Mardi 5 décembre 2006
Dans cet arrêt en date du 30 juillet 2003, le Conseil d'Etat juge qu'il n'y a pas urgence à suspendre l'exécution d'une décision de retrait d'un permis de construire. En effet, la requérante tentait de convaincre le juge de l'existence d'une atteinte grave et immédiate à ses intérêts en expliquant que la décision de retrait menaçait son permis de construire de péremption.
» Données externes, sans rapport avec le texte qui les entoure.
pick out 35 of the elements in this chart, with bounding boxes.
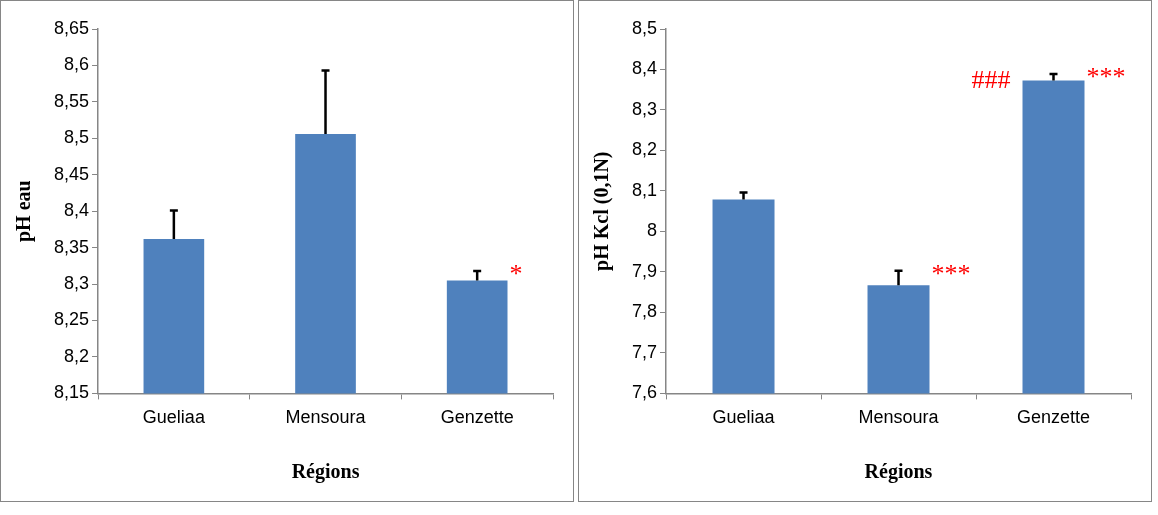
x-tick-label: Mensoura bbox=[285, 407, 367, 428]
y-tick-label: 8,4 bbox=[631, 58, 658, 79]
y-tick-label: 8,5 bbox=[631, 17, 658, 38]
y-tick-label: 8,55 bbox=[53, 90, 90, 111]
y-tick-label: 8,25 bbox=[53, 309, 90, 330]
y-tick-label: 8,2 bbox=[631, 139, 658, 160]
y-tick-label: 7,6 bbox=[631, 382, 658, 403]
annotation: ### bbox=[971, 65, 1011, 95]
y-tick-label: 7,8 bbox=[631, 301, 658, 322]
y-tick-label: 7,7 bbox=[631, 341, 658, 362]
y-tick-label: 8,5 bbox=[64, 127, 90, 148]
x-axis-title: Régions bbox=[291, 460, 360, 484]
y-tick-label: 8 bbox=[647, 220, 658, 241]
annotation: *** bbox=[931, 258, 971, 288]
y-tick-label: 7,9 bbox=[631, 260, 658, 281]
y-tick-label: 8,45 bbox=[53, 163, 90, 184]
y-tick-label: 8,15 bbox=[53, 382, 90, 403]
y-tick-label: 8,6 bbox=[64, 54, 90, 75]
x-tick-label: Genzette bbox=[440, 407, 514, 428]
y-axis-title: pH eau bbox=[12, 180, 36, 243]
y-tick-label: 8,3 bbox=[631, 98, 658, 119]
x-tick-label: Gueliaa bbox=[142, 407, 206, 428]
x-tick-label: Gueliaa bbox=[712, 407, 776, 428]
y-tick-label: 8,1 bbox=[631, 179, 658, 200]
x-tick-label: Mensoura bbox=[858, 407, 940, 428]
x-tick-label: Genzette bbox=[1016, 407, 1091, 428]
y-tick-label: 8,2 bbox=[64, 345, 90, 366]
y-axis-title: pH Kcl (0,1N) bbox=[590, 151, 614, 271]
y-tick-label: 8,4 bbox=[64, 200, 90, 221]
y-tick-label: 8,65 bbox=[53, 17, 90, 38]
annotation: * bbox=[509, 258, 523, 288]
y-tick-label: 8,3 bbox=[64, 273, 90, 294]
y-tick-label: 8,35 bbox=[53, 236, 90, 257]
x-axis-title: Régions bbox=[864, 460, 933, 484]
annotation: *** bbox=[1086, 61, 1126, 91]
le Conseil d'Etat répond à cette argumentation fort justement que "le premier alinéa de l'article R. 421-32 du code de l'urbanisme [relatif à la péremption du permis de construire] ne peut recevoir application que si l'inexécution ou l'arrêt des travaux n'est pas imputable au fait de l'administration ; qu'ainsi la décision de retrait, par l'administration, du permis de construire a pour effet, non de suspendre, mais d'interrompre le délai défini au premier alinéa de l'article R. 421-32 du code de l'urbanisme, au-delà duquel le permis de construire est périmé ; que dans les circonstances de l'espèce, le délai de validité du permis de construire accordé à Mme X doit être regardé comme interrompu jusqu'à ce que le tribunal administratif de Bastia ait statué sur les conclusions de cette dernière, tendant à l'annulation de la décision du préfet de la Corse du Sud prononçant le retrait de ce permis ; qu'ainsi Mme X, qui ne fait état d'aucune circonstance particulière, ne justifie pas de la nécessité de bénéficier à très bref délai d'une mesure provisoire dans l'attente d'une décision juridictionnelle statuant sur la légalité de la décision litigieuse."